Magnetization signatures of light-induced quantum Hall edge states

TL;DR

This paper proposes a method to detect light-induced quantum Hall edge states in topological materials through their magnetic signatures, offering a robust way to observe Floquet topological phases experimentally.

Contribution

It introduces a protocol to measure the magnetization of Floquet topological phases, overcoming common experimental challenges and enabling selective occupation of edge states.

Findings

Magnetization shows a universal linear dependence on chemical potential.

The proposed detection method is feasible with current experimental techniques.

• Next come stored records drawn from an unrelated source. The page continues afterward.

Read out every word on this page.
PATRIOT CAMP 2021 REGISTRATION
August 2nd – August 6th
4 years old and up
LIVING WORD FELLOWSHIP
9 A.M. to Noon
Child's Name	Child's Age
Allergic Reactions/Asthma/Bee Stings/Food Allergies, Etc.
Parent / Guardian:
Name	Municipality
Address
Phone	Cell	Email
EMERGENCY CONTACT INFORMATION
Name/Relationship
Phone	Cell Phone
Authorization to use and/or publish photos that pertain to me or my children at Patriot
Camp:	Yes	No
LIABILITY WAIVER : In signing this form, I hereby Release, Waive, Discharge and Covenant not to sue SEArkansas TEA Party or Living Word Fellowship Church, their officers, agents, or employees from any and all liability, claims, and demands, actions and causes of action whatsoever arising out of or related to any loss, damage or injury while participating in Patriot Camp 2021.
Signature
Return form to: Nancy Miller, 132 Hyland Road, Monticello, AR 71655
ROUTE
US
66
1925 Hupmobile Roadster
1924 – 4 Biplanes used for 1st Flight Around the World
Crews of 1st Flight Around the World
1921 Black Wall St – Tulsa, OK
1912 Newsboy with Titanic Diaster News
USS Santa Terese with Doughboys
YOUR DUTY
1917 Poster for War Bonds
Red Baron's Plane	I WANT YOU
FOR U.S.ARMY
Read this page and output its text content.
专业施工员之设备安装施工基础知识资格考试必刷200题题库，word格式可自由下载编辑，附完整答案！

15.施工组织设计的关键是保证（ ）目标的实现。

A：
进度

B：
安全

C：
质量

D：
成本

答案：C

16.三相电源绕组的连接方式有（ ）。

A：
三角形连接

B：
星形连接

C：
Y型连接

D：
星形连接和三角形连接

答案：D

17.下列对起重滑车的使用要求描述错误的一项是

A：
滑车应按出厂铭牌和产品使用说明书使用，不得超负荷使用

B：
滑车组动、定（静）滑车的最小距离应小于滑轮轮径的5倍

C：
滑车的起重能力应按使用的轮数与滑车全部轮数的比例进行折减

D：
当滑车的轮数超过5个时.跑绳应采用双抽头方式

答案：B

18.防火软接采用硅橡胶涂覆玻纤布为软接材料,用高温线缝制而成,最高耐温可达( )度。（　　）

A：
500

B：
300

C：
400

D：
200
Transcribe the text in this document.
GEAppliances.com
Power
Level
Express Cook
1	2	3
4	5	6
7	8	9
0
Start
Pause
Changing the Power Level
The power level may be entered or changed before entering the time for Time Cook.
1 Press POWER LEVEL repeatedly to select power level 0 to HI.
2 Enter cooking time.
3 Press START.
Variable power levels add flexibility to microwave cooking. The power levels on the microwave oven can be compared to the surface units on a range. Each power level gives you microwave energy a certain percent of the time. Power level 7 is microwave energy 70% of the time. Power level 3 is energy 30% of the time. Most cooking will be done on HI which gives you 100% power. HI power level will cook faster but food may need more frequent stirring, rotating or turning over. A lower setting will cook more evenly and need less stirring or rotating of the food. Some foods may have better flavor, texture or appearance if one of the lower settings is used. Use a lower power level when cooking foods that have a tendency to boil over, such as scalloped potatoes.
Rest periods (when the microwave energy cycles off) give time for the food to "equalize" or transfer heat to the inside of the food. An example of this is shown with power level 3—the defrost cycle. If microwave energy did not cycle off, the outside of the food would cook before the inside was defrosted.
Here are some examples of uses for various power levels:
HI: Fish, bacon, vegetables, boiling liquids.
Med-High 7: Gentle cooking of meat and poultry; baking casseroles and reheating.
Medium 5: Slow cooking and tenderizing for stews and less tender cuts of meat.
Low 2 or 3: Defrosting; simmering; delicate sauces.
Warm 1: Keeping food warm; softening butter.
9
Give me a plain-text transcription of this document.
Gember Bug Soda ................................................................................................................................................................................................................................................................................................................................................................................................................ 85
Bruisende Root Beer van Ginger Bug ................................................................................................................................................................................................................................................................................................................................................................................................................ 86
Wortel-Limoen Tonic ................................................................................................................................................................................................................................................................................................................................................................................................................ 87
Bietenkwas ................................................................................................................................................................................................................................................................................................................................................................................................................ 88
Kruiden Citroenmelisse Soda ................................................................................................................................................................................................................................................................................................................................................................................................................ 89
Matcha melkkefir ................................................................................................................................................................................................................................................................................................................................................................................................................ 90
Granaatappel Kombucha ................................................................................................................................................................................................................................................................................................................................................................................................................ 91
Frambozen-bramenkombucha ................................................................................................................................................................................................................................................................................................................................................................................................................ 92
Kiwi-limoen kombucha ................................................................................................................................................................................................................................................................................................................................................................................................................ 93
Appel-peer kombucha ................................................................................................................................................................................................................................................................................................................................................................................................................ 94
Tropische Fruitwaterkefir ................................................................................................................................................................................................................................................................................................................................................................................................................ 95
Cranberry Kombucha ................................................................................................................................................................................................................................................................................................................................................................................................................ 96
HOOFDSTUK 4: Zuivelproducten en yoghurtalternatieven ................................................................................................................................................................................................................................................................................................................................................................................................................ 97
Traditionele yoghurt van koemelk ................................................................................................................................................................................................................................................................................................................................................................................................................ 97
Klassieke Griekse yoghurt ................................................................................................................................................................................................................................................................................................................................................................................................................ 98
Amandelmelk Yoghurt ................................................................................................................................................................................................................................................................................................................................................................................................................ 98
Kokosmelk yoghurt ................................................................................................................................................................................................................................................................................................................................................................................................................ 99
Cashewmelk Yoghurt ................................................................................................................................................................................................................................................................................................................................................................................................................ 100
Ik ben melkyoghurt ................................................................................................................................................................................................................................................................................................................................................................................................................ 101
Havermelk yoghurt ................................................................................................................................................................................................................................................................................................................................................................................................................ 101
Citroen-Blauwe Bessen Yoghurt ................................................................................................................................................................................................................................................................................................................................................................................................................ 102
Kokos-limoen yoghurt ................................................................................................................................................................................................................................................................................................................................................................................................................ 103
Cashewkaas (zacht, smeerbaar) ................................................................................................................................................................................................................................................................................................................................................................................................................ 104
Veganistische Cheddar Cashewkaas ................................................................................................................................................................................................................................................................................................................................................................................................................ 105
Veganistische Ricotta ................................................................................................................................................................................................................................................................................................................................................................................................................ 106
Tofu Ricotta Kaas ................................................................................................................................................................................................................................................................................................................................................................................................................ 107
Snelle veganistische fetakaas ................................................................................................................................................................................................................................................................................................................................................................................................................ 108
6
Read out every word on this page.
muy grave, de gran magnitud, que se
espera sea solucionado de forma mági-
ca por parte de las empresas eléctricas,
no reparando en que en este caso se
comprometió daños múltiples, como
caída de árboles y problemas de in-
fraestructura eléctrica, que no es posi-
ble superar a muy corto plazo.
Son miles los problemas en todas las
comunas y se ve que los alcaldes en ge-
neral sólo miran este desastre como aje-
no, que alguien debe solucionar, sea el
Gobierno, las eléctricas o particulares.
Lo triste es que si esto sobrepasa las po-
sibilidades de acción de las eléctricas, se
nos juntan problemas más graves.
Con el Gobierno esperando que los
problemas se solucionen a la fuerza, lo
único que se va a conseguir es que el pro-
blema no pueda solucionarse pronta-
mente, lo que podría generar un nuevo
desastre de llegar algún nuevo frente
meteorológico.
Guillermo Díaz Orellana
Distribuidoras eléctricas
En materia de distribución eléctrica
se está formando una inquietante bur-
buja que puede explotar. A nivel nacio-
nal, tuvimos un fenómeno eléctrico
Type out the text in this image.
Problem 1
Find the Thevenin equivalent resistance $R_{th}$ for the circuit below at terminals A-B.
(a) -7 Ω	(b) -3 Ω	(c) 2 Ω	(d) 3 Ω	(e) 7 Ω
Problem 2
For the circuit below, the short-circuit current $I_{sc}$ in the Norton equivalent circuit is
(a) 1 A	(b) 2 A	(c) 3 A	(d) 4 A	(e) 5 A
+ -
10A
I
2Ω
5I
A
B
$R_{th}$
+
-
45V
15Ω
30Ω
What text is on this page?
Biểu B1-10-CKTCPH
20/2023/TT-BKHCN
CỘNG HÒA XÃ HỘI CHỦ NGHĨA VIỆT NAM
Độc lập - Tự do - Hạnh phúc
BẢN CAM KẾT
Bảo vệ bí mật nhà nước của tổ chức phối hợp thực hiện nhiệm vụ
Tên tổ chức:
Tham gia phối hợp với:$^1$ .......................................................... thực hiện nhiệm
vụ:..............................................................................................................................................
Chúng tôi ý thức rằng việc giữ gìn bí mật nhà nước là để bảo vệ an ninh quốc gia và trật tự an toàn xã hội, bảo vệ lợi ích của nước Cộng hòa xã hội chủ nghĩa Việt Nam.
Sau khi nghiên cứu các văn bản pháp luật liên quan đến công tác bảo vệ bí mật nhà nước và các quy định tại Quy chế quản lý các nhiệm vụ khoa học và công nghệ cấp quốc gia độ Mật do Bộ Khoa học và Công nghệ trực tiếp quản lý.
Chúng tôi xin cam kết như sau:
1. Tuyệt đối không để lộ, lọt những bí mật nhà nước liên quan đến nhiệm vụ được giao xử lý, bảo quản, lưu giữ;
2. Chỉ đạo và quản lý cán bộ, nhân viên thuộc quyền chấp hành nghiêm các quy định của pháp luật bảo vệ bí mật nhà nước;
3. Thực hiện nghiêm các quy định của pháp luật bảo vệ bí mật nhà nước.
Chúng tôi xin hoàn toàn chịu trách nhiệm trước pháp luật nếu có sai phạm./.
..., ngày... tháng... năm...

Edge states can be selectively occupied and measured via magnetic signatures.

Abstract

Circularly polarised light opens a gap in the Dirac spectrum of graphene and topological insulator (TI) surfaces, thereby inducing a quantum Hall-like phase. We propose to detect the accompanying edge states and their current by the magnetic field they produce. The topological nature of the edge states is reflected in the mean orbital magnetization of the sample, which shows a universal linear dependence as a function of a generalized chemical potential - independent of the driving details and the properties of the material. The proposed protocol overcomes several typically encountered problems in the realization and measurement of Floquet phases, including the destructive effects of phonons and coupled electron baths and provides a way to occupy the induced edge states selectively. We estimate practical experimental parameters and conclude that the magnetization signature of the Floquet topological phase may be detectable with current techniques.